Following calls for differentiation within informalities, critical debates on binary concepts such as formal/informal and calls to decolonize ‘informality’ studies, the concept of ‘popular urbanization’ seeks to shift away from exceptionalizing and marginalizing static categories of urban form in order to recognize it as a dynamic process of contemporary urbanization.
In our ongoing transdisciplinary research project «Patterns and pathways of planetary urbanization» (Future Cities Laboratory ETH Singapore) we identified a dominant urbanization process occurring in the very different cities of Istanbul, Lagos and Mexico City. In the existing literature these areas are mostly described as ‘informal’, as ‘self-built’, or as ‘slum’. This process is a major part of the daily realities of these cities, yet the existing scientific vocabulary does not seem adequate to grasp the diversity of everyday experiences in all of these urban spaces. We propose to introduce the concept of ‘popular urbanization’ into the debate to consciously and explicitly shift our perspective away from static categories of urban form and artifacts that so often serve to exceptionalize and marginalize, towards the social production process of such spaces. By opening up the interpretation and representation of such urban spaces to include a consideration of different ways of producing urban space (Kudva 2009), we aim to address the following changes frequently called for: differentiation within informalities (Roy and AlSayyad 2004), critical debates on binary concepts such as formal/informal (Benjamin 2008; McFarlane 2012; Varley 2013) and calls to decolonize ‘informality’ studies (Robinson 2006).
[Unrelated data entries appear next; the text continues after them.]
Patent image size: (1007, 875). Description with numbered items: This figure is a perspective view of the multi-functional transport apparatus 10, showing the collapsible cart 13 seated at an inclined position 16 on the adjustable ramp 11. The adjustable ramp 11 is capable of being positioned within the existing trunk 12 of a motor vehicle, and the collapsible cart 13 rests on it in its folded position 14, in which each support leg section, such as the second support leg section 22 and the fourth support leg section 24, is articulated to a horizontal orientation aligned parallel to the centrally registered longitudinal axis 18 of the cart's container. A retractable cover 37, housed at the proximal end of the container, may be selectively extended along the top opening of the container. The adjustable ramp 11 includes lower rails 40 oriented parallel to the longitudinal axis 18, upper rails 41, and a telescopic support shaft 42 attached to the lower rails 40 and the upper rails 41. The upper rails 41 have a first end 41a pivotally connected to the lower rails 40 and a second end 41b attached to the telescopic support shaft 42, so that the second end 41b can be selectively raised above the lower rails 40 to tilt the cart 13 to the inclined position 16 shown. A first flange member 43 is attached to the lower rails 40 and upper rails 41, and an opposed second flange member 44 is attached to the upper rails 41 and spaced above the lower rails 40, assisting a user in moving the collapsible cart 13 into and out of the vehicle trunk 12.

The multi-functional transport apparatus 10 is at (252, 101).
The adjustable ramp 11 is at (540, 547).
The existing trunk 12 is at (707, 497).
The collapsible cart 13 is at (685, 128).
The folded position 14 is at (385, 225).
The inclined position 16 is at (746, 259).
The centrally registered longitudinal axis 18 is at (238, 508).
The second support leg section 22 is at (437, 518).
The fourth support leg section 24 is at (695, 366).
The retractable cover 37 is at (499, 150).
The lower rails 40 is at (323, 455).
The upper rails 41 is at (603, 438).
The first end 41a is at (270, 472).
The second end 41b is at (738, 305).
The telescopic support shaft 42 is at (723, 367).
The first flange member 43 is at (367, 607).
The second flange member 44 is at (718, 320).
In a recent paper (Sawyer and Streule 2013) we examined in detail the empirical and theoretical use of ‘popular urbanization’ as an ordinary but nevertheless very specific process of planetary urbanization, viewing cities as consisting of multiple, contested territories inscribed by complex local histories of social agency. This has the potential to offer non-universalizing but comparative theoretical engagements with different urban spaces across space and time. This process-oriented term allows us to enrich the debate on urbanization in order also to challenge and pluralize the overall applied macro-narrative, which commonly is centered on economic development.
Contact: Lindsay Sawyer and Monika Streule, chair of Christian Schmid, Sociology
References
Benjamin, Solomon (2008). ‘Occupancy Urbanism: Radicalizing Politics and Economy Beyond Policy and Programs’, International Journal of Urban and Regional Research 32(3): 719–729.
Kudva, Neema (2009). ‘The Everyday and the Episodic: The Spatial and Political Impacts of Urban Informality’, Environment and planning. A 41(7): 1614.
McFarlane, Colin (2012). ‘Rethinking Informality: Politics, Crisis, and the City’, Planning Theory & Practice 13(1): 89–108.
Robinson, Jennifer (2006). Ordinary Cities: Between Modernity and Development. Routledge London.
Roy, Ananya and Nezar AlSayyad (2004). Urban Informality: Transnational Perspectives from the Middle East, Latin America, and South Asia. Lexington Books.
Sawywer, Lindsay and Monika Streule (2013) Popular Urbanization – A comparative concept for analysis of contemporary urbanization processes. [Working paper]
Varley, Ann (2013). ‘Postcolonialising Informality?’, Environment and Planning D: Society and Space 31(1): 4 – 22.